Comme la centaine de manifestantes présentes, elle est venue deux fois marcher avec d'autres lesbiennes sur la rue Sainte-Catherine, au beau milieu d'un village gai qu'elle estime «phallocentrique».


(Crédit photo: Agence QMI)

Les hommes homosexuels prennent plus de place parce qu'ils ont plus d'argent, donc sont une cible plus attrayante pour les publicitaires, a pour sa part soutenu Anne Isaac, 38 ans.

La philosophie «deux revenus, pas d'enfant, c'est encore vrai et c'est très vendeur», a-t-elle analysé.

Moins impliquées

Dans les organismes comme Gai Écoute aussi, on remarque que les femmes s'affichent moins.

«Trente pour cent des appels sont faits par des femmes», a indiqué Magali Deleuze, vice-présidente de l'organisme.

Elle a spécifié que les femmes préfèrent le clavardage, un moyen leur permettant peut-être de rester plus anonymes.

«Les femmes ont encore peur de faire leur "coming out" dans leur milieu de travail», a assuré Mme Deleuze en insistant sur le fait que, même à Gai Écoute, très peu de femmes osent encore s'impliquer.

D'un autre côté, «les jeunes femmes s'impliquent moins parce qu'elles ont moins besoin de défendre leurs droits», a avancé Cecile Sly, une écrivaine et sociologue lesbienne impliquée dans le Réseau des lesbiennes du Québec.

L'homophobie existe toujours au Québec

Après «12 ans d'enfer» parce qu'elle affichait son orientation sexuelle, une lesbienne a tenu à rappeler que l'homophobie mine encore les femmes homosexuelles.

Marie avait décidé d'emménager à Rawdon pour la proximité avec la nature. Il y a six mois, elle est revenue à Montréal parce que la vie était invivable là-bas.

Un voisin qui «tirait ses chats avec son douze» et qui lui criait des insultes comme «ostie de lesbienne» a eu raison de sa santé. Dépressive, Marie a consulté un médecin en croyant pouvoir recevoir de l'aide.

Psychiatrie

«Quand il a su que j'étais lesbienne, le médecin m'a dit d'aller me faire traiter en psychiatrie. Je n'avais pas le droit de revenir dans son bureau avant de rencontrer un spécialiste!» a-t-elle raconté avec amertume.

Aujourd'hui installée à Mercier-Est, le quotidien n'est pas plus facile pour Marie.

Elle ne cache pas qu'elle est gaie, et son voisinage lui fait sentir. Ce n'est pas rare que des gens de son âge lui crient «regarde, c'est la lesbienne qui passe».

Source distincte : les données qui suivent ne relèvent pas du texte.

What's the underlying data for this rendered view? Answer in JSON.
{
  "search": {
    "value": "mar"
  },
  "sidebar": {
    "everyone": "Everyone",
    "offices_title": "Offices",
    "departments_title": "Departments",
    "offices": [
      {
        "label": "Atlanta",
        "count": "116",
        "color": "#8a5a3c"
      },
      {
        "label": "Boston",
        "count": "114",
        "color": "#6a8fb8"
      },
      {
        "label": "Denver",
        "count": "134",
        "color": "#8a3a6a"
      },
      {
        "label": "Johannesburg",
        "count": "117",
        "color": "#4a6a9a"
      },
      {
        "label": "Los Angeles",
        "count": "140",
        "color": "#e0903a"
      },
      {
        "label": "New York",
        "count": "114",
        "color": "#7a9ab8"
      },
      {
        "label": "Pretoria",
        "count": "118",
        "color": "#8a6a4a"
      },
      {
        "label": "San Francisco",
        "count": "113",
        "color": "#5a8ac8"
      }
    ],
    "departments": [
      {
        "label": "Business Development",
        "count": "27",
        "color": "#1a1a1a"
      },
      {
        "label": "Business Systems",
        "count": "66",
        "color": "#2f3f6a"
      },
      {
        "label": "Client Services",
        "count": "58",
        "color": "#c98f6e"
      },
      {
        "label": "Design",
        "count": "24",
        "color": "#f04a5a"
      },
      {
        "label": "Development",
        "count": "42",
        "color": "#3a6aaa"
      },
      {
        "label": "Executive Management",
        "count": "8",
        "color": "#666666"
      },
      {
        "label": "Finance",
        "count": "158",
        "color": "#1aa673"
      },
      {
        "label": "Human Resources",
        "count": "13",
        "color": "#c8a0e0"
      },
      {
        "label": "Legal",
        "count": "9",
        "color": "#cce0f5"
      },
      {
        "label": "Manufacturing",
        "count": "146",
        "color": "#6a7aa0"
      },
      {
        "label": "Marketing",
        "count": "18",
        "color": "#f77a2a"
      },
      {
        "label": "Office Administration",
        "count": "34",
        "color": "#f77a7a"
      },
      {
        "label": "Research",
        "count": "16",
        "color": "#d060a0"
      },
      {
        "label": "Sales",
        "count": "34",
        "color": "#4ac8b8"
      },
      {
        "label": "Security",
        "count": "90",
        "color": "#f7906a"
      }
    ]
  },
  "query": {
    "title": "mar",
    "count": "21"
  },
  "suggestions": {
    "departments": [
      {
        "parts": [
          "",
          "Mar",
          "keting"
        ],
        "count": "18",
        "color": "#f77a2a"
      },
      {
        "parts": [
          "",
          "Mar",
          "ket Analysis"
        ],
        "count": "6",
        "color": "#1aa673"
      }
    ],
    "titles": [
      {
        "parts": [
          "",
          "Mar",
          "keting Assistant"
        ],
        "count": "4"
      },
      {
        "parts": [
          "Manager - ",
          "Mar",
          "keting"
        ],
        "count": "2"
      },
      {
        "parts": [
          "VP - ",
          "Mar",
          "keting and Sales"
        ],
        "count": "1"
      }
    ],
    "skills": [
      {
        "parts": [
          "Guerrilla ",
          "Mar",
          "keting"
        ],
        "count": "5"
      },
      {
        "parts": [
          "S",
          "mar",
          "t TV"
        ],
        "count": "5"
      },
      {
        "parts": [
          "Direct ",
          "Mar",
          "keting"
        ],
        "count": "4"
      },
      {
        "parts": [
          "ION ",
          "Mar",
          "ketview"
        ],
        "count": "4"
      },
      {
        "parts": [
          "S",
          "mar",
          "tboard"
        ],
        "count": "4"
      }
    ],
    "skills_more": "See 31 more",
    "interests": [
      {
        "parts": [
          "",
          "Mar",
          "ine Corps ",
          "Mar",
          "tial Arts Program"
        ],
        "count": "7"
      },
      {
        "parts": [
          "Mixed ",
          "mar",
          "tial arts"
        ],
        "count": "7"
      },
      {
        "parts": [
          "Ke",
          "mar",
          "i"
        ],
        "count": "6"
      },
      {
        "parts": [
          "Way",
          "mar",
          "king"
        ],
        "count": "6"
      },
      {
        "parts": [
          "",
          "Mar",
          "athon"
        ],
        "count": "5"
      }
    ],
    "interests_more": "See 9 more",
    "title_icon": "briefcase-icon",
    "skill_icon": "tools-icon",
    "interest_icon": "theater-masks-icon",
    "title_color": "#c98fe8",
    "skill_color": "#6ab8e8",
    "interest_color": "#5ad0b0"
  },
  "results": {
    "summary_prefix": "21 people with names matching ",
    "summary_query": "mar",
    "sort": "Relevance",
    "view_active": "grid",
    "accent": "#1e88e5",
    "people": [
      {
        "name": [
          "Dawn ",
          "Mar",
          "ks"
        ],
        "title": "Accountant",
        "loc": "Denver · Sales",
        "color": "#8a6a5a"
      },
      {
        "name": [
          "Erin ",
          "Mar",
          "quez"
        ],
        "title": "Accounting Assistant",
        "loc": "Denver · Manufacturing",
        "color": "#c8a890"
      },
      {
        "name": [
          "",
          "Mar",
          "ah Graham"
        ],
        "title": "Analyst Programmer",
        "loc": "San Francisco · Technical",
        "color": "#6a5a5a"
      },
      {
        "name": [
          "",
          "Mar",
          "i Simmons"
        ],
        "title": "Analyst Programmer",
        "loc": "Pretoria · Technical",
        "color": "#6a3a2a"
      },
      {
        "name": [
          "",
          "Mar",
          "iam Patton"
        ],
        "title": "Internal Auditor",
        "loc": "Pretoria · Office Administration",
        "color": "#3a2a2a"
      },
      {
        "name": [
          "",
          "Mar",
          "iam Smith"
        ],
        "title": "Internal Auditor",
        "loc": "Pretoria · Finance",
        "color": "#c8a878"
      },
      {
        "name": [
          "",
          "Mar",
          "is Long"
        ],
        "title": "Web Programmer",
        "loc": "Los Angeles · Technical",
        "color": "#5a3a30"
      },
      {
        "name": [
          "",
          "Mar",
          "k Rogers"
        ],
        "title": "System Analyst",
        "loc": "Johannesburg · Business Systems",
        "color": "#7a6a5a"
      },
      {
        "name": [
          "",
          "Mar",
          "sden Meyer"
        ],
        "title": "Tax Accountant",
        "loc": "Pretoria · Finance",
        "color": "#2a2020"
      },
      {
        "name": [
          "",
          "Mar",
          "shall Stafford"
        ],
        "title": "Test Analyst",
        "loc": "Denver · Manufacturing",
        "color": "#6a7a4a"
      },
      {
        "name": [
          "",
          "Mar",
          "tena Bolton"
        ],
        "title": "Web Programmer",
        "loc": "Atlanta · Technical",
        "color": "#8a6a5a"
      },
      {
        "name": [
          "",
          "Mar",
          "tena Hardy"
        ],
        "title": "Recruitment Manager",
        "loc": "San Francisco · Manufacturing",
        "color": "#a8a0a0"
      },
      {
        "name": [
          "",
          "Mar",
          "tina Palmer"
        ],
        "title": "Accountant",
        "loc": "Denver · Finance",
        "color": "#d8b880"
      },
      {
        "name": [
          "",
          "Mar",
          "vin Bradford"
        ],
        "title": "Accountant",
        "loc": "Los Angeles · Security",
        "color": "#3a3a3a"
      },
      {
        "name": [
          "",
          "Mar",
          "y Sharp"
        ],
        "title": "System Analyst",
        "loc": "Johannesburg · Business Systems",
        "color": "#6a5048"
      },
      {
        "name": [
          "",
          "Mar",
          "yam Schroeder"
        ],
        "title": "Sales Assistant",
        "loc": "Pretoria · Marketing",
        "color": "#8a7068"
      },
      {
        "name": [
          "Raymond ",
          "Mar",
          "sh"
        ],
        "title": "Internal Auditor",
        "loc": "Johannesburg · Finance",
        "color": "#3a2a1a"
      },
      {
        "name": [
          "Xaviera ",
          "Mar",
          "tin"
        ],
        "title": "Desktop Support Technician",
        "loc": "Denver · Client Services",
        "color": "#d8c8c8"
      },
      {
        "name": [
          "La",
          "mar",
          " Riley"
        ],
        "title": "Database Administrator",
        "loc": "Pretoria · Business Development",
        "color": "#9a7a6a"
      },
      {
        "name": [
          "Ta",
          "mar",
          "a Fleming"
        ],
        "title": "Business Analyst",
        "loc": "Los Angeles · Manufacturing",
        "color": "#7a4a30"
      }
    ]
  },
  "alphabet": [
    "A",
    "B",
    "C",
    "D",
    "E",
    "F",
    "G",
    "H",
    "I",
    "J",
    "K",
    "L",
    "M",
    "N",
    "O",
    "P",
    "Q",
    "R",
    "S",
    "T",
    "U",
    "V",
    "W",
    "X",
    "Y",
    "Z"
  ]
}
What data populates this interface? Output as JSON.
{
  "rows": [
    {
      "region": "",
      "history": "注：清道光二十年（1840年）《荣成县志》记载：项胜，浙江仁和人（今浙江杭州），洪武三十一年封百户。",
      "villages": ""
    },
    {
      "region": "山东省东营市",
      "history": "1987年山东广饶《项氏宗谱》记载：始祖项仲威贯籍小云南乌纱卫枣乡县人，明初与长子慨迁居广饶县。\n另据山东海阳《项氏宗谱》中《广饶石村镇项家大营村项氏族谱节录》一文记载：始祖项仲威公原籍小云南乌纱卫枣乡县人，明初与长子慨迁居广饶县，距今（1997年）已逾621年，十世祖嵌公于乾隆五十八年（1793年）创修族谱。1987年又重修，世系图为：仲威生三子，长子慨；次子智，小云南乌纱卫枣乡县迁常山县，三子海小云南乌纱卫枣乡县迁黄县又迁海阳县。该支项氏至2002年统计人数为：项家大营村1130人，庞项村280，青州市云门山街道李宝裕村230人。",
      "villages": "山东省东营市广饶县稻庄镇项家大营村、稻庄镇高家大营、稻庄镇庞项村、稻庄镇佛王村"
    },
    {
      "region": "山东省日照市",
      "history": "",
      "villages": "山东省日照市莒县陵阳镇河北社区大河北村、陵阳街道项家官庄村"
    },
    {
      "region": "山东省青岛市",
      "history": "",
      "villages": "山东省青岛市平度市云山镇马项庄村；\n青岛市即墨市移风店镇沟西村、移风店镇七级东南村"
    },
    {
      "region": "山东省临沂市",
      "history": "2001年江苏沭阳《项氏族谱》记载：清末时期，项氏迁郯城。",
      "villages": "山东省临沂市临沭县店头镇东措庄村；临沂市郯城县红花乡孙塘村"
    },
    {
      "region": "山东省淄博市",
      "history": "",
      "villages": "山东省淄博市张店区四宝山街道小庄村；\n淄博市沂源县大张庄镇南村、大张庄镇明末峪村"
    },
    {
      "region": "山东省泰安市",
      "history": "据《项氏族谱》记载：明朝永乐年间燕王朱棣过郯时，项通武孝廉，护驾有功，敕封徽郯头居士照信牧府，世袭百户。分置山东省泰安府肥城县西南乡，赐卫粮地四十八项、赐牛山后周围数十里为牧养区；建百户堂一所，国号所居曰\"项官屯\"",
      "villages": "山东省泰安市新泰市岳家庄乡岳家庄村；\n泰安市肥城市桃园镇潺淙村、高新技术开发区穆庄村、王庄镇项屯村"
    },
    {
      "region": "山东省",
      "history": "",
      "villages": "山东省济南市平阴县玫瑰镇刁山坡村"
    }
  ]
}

Les lois ont changé, le simple citoyen a maintenant le pouvoir de dénoncer, a commenté Diane Heffernan, coordonnatrice du Réseau des lesbiennes du Québec. Mais les lois qui existent aujourd'hui, «on ne pouvait même pas en rêver dans les années 60», a indiqué la militante de longue date.

Collision générationnelle

À 59 ans, Marie croit aussi qu'il y a du chemin qui s'est fait, et que son expérience difficile reflète seulement la réalité d'une génération.

«Pour les plus jeunes, il y a plus d'acceptation», croit Marie, une supposition qui s'avère juste lorsqu'on croise des jeunes femmes épanouies comme Josée Deslauriers, une entrepreneure de 24 ans qui vient tout juste de lancer sa compagnie d'aménagement comestible écologique.

La jeune femme est lesbienne et n'a jamais été confrontée à l'intimidation ou la discrimination. Elle ne sent pas que son orientation sexuelle change quoi que ce soit dans sa relation avec les gens, que ce soit en affaire ou dans la vie.

«Les gens sont capables de se rendre compte qu'on est de belles personnes malgré notre différence, [...] ils sont capables de passer par-dessus», a-t-elle expliqué, en précisant que tout dépend de l'entourage et du soutien qu'on reçoit.